For the third year in a row, the global Duchenne community will come together on September 7 for World Duchenne Awareness Day. This day, this simple idea, has blossomed into a truly incredible opportunity for families and friends affected by Duchenne to tell their neighbor, or co-worker, or Facebook friend about this disease. This is our opportunity to not only raise awareness but inspire people to join our fight to end Duchenne.
This year a theme was chosen for World Duchenne Awareness Day that is not only critical to changing the diagnostic odyssey for people with Duchenne…it is a theme that the PPMD team believes strongly in: the importance of early diagnosis.
For 22 years now, a cornerstone of PPMD’s mission has been education and awareness. In order for children with Duchenne to be diagnosed at an early age, we must educate physicians, clinicians, care providers, even teachers and day care staff, about Duchenne.

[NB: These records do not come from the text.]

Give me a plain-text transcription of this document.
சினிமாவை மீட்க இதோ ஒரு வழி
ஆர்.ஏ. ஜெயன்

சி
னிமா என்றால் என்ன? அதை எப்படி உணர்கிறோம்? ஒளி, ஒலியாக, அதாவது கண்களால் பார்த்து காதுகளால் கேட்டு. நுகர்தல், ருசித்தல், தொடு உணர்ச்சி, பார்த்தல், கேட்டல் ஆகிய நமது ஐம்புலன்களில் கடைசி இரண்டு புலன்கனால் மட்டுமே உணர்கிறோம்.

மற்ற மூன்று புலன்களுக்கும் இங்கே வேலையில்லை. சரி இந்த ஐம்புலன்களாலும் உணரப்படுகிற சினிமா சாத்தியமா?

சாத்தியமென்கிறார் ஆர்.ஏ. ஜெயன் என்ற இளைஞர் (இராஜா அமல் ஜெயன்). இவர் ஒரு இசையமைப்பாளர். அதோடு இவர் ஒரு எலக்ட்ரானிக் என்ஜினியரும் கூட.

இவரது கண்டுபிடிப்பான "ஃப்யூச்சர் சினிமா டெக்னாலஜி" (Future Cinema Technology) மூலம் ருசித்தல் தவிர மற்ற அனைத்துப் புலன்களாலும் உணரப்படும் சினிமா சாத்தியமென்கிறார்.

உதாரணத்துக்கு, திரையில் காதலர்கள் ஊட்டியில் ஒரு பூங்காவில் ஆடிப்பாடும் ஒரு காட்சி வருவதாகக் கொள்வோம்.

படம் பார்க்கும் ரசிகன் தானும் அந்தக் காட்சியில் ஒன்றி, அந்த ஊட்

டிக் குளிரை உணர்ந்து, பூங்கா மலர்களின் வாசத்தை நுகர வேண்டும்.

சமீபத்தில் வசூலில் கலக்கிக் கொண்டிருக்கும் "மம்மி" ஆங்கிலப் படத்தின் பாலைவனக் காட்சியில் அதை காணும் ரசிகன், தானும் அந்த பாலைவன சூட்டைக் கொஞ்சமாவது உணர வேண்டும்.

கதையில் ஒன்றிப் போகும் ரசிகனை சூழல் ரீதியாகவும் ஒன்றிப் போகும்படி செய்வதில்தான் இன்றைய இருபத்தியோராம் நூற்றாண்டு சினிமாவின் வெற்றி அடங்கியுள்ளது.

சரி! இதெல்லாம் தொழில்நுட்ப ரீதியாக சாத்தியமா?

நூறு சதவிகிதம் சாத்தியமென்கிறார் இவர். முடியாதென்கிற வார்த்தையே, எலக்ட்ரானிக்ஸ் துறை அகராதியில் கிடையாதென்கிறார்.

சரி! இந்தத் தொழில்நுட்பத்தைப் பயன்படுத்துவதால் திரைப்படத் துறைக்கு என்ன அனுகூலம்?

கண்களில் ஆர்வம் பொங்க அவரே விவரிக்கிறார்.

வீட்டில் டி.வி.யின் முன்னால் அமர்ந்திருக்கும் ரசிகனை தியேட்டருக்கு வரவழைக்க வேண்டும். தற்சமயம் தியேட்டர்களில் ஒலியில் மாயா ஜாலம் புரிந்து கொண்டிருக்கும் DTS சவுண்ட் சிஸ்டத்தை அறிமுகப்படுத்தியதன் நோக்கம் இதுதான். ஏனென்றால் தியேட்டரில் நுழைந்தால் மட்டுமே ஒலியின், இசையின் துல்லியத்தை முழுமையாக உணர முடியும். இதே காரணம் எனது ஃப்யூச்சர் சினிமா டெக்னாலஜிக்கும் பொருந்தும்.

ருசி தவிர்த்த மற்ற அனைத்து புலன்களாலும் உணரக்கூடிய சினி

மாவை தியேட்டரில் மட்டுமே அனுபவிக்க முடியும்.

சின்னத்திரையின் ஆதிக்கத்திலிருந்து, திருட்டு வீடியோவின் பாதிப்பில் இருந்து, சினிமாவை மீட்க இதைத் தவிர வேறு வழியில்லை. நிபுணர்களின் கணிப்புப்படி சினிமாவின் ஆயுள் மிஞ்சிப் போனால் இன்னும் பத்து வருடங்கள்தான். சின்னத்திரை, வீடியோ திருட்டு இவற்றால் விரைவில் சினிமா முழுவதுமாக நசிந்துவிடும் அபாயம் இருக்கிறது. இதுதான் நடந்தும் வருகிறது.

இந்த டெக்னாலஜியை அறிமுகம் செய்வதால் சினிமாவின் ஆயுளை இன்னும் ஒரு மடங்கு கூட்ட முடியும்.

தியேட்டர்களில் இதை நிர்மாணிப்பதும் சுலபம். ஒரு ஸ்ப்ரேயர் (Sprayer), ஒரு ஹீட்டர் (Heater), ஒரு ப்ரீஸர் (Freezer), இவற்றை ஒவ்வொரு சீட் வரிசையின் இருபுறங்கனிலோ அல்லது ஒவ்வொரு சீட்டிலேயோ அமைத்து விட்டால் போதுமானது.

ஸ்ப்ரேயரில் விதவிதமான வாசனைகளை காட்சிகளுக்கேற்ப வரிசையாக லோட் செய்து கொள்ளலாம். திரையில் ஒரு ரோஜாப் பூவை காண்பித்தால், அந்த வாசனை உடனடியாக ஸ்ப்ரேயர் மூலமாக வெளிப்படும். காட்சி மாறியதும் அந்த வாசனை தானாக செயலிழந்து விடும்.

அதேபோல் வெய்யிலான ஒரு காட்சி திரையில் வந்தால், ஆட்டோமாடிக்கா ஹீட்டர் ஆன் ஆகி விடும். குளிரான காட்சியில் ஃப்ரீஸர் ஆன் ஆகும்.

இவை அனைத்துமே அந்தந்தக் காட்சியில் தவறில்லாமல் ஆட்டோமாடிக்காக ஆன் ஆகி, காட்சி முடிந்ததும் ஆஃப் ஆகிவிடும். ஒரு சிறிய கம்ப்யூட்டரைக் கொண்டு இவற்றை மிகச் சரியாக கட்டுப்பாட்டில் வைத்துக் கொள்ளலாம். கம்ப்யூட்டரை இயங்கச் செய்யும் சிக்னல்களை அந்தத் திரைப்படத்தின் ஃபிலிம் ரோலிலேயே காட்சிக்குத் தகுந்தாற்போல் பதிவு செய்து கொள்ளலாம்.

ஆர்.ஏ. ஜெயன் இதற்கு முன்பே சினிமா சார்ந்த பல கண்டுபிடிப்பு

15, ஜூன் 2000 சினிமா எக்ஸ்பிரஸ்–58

We must provide all primary care givers, in whatever capacity, with the tools they need to make an early diagnosis, so that families can begin to put together a team of professionals that can begin the therapies and care regimes we know help improve and extend the quality of life for people with Duchenne.
Over the next few days leading up to World Duchenne Awareness Day, you will hear from PPMD team members about the ways we have changed the landscape in an effort to promote early diagnosis. Whether we’re convening top neurologists and KOLs, ensuring quality care at interdisciplinary clinics nationally (not just our Certified Duchenne Care Centers, but all clinics with expertise), leading newborn screening efforts, or advocating for policies in Washington that reflect the concerns of our community, the critical importance of early diagnosis in Duchenne has never been lost on PPMD.
When my sons were diagnosed 32 years ago, they were 4 and 6 years old. Today, some children are diagnosed at even later ages. But a growing number of children are being diagnosed as early as 1 or 2 years old. And while the argument can be made – and has been – that ignorance is bliss, the truth is that early diagnosis means early intervention and potentially a better quality of life.
Every single story we tell, has the potential to change the life of someone just beginning their Duchenne journey.